Baking with Toddlers
In the spirit of full disclosure these were actually made for my husband’s office, it’s his birthday today ( yay he’s older than me again) and he needed to take in treats. So I hit two birds with one stone and decided to make them mother’s day themed and make them with my little man. Kids love to help cook and bake and my main tips for a peaceful experience are, expect a mess, don’t worry about perfection and eat a healthy lunch before making them so when the sugar hits their belly it’s not as dramatic! We had fun writing out the letters and making shapes with the candy.
- Gather your materials. You will need your favorite cupcake mix and icing or recipes. Also to make the flowers and letter designs some rope licorice, and pink round candies.
- Mix your cake – I have no pictures of this because I had everything laid out in bowls, the oil, water and eggs and my son was so helpful he through them all in. I usually pre crack the eggs into a bowl and let him dump them in when I am making something that egg shells are hard to fish out of.
- Bake and cool your cupcakes.
- While they cool tear the rope licorice apart into single strands.
- Cut into smaller pieces you can make into petals
- When cupcakes are cool ice .
- Make letters to spell out MOM on one cupcake each or.. put it on a single cupcake.
- Make petals ( it’s easier to make them before adding it to the icing ) by pressing the ends tightly together.
- Add to the cupcake
- Add a candy middle.
Have fun however you make them . Oh and a tip that worked great for us this time. If you have a mini cupcake pan, put a few spoonfuls in that and let your child have a little cupcake before decorating the larger ones. This totally satisfied my son and made me feel better about how much sugar he consumed. I also had a mini one ( ok 2)and was able to leave the big ones alone !
Mama Books That Make Me Cry
Here are my top 3 books that require kleenex:
A Mama for Owen by Marion Dane Bauer makes me cry every time I read it, and not just because I am pregnant. It’s a true story about a baby Hippo who lost his mama in the Tsunami that so many other babies both creature and human did . The story is one about friendship , about adoption and about love. See Owen the little Hippo finds Mzee a big old giant tortoise and even though they are different species, and Mzee is a boy, Owen treats him like his mama.
Hair for Mama by Kelly A. Tinkham is beautiful. The story is about a little boy who is desperate to find some hair for his mama who has lost hers to chemotherapy. Marcus wants mama to be in the family photo but she doesn’t want to be the way she looks. His mission comes to a climax when he shaves off all his own hair hoping to give it to his mama. When the barber sweeps it up with the other hair on the floor Marcus is heart broken and goes home in tears. I was sobbing reading this, I knew it was a story about a mom having cancer but the way the author wrote it , it was magical. The complex emotions this little boy felt for his mom and she for him, jumped off the page and you can’t help but cry. I wasn’t sad ,I was touched by the love and desire to fix his mom and make everything better, and his parents tenderness to his feelings. I can’t recommend this book more highly. I should note that this is not a book for toddlers, I would probably wait until a child is 4-5 before reading them this gem.
Baking with Toddlers
Baking is a great tool for teaching toddlers about the senses. Kids can touch, smell, taste, see and even hear things while baking and cooking. However lately baking hasn’t been as much fun at our house . A certain 2 year old demands to use the mixer, and not in a safe way. When I say no, the theatrics start and the fun we were having comes to an end. So instead of giving up making cookies all together I came to a compromise, so we can keep learning and having fun.

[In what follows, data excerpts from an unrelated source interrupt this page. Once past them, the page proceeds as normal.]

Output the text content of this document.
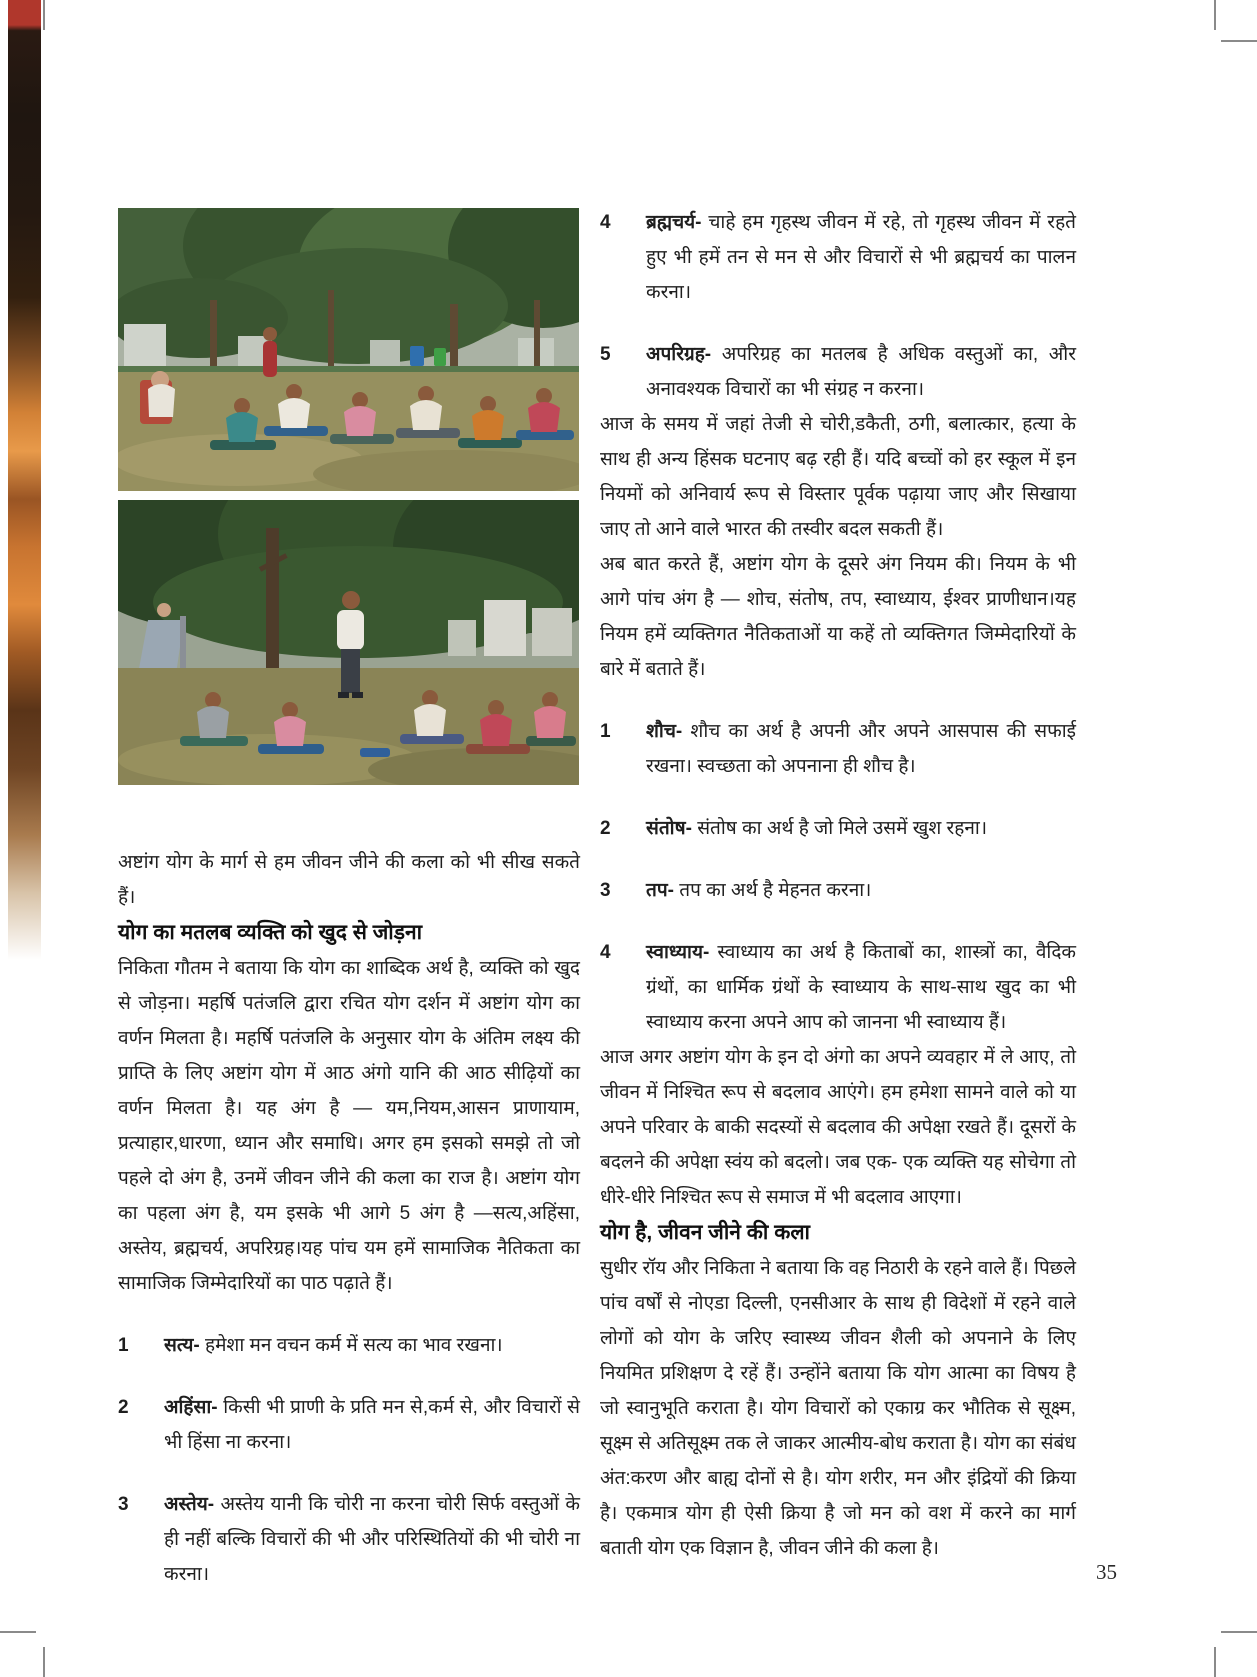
अष्टांग योग के मार्ग से हम जीवन जीने की कला को भी सीख सकते हैं।

योग का मतलब व्यक्ति को खुद से जोड़ना

निकिता गौतम ने बताया कि योग का शाब्दिक अर्थ है, व्यक्ति को खुद से जोड़ना। महर्षि पतंजलि द्वारा रचित योग दर्शन में अष्टांग योग का वर्णन मिलता है। महर्षि पतंजलि के अनुसार योग के अंतिम लक्ष्य की प्राप्ति के लिए अष्टांग योग में आठ अंगो यानि की आठ सीढ़ियों का वर्णन मिलता है। यह अंग है — यम,नियम,आसन प्राणायाम, प्रत्याहार,धारणा, ध्यान और समाधि। अगर हम इसको समझे तो जो पहले दो अंग है, उनमें जीवन जीने की कला का राज है। अष्टांग योग का पहला अंग है, यम इसके भी आगे 5 अंग है —सत्य,अहिंसा, अस्तेय, ब्रह्मचर्य, अपरिग्रह।यह पांच यम हमें सामाजिक नैतिकता का सामाजिक जिम्मेदारियों का पाठ पढ़ाते हैं।

1 सत्य- हमेशा मन वचन कर्म में सत्य का भाव रखना।
2 अहिंसा- किसी भी प्राणी के प्रति मन से,कर्म से, और विचारों से भी हिंसा ना करना।
3 अस्तेय- अस्तेय यानी कि चोरी ना करना चोरी सिर्फ वस्तुओं के ही नहीं बल्कि विचारों की भी और परिस्थितियों की भी चोरी ना करना।
4 ब्रह्मचर्य- चाहे हम गृहस्थ जीवन में रहे, तो गृहस्थ जीवन में रहते हुए भी हमें तन से मन से और विचारों से भी ब्रह्मचर्य का पालन करना।
5 अपरिग्रह- अपरिग्रह का मतलब है अधिक वस्तुओं का, और अनावश्यक विचारों का भी संग्रह न करना।

आज के समय में जहां तेजी से चोरी,डकैती, ठगी, बलात्कार, हत्या के साथ ही अन्य हिंसक घटनाए बढ़ रही हैं। यदि बच्चों को हर स्कूल में इन नियमों को अनिवार्य रूप से विस्तार पूर्वक पढ़ाया जाए और सिखाया जाए तो आने वाले भारत की तस्वीर बदल सकती हैं।

अब बात करते हैं, अष्टांग योग के दूसरे अंग नियम की। नियम के भी आगे पांच अंग है — शोच, संतोष, तप, स्वाध्याय, ईश्वर प्राणीधान।यह नियम हमें व्यक्तिगत नैतिकताओं या कहें तो व्यक्तिगत जिम्मेदारियों के बारे में बताते हैं।

1 शौच- शौच का अर्थ है अपनी और अपने आसपास की सफाई रखना। स्वच्छता को अपनाना ही शौच है।
2 संतोष- संतोष का अर्थ है जो मिले उसमें खुश रहना।
3 तप- तप का अर्थ है मेहनत करना।
4 स्वाध्याय- स्वाध्याय का अर्थ है किताबों का, शास्त्रों का, वैदिक ग्रंथों, का धार्मिक ग्रंथों के स्वाध्याय के साथ-साथ खुद का भी स्वाध्याय करना अपने आप को जानना भी स्वाध्याय हैं।

आज अगर अष्टांग योग के इन दो अंगो का अपने व्यवहार में ले आए, तो जीवन में निश्चित रूप से बदलाव आएंगे। हम हमेशा सामने वाले को या अपने परिवार के बाकी सदस्यों से बदलाव की अपेक्षा रखते हैं। दूसरों के बदलने की अपेक्षा स्वंय को बदलो। जब एक- एक व्यक्ति यह सोचेगा तो धीरे-धीरे निश्चित रूप से समाज में भी बदलाव आएगा।

योग है, जीवन जीने की कला

सुधीर रॉय और निकिता ने बताया कि वह निठारी के रहने वाले हैं। पिछले पांच वर्षों से नोएडा दिल्ली, एनसीआर के साथ ही विदेशों में रहने वाले लोगों को योग के जरिए स्वास्थ्य जीवन शैली को अपनाने के लिए नियमित प्रशिक्षण दे रहें हैं। उन्होंने बताया कि योग आत्मा का विषय है जो स्वानुभूति कराता है। योग विचारों को एकाग्र कर भौतिक से सूक्ष्म, सूक्ष्म से अतिसूक्ष्म तक ले जाकर आत्मीय-बोध कराता है। योग का संबंध अंत:करण और बाह्य दोनों से है। योग शरीर, मन और इंद्रियों की क्रिया है। एकमात्र योग ही ऐसी क्रिया है जो मन को वश में करने का मार्ग बताती योग एक विज्ञान है, जीवन जीने की कला है।

35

- Be realistic about your expectations, taste testing is pretty much guaranteed no matter how many times you ask them not to.
- I use pre- mixed dough. I like store bought because I am irrationally terrified of salmonella, and I know my son will taste test , as will I. If your toddler and you can happily do the steps of making your own dough, by all means do. There are great lessons about measurement that come from that step.
- Skip steps your child has had issues with in the past- don’t give them up forever just for now. For us this means no mixer, I’ll try again soon but not yet. It may be touching a hot stove that is a trouble spot for you, in that case focus on the mixing and bake after your child is in bed for nap or the night. Small adjustments can be made to keep having fun.
- Put the premixed dough into a bowl and have your child mix it up, feel it and knead it.
- Add fun things into the pre-made dough. This adds a step of mixing that can be done by hand, without a huge mess. I have added candies to sugar cookies, chocolate chips to peanut butter, dried fruit to oatmeal and in these pictures my son is adding toffee bits and chopped pecans to chocolate chip dough.
- Allow your child to roll the dough into balls with their hands, use the rolling pin or cookie cutters!
- Do not bake with your toddler when you NEED to have 3 dozen cookies for a bake sale or church party. The stress of making enough cookies may be too much if a bowl gets knocked over, or too much dough gets eaten.
- After you bake enjoy your cookies and ask your child to tell you how they did that, you’ll be impressed with how well young kids can recount the steps you followed.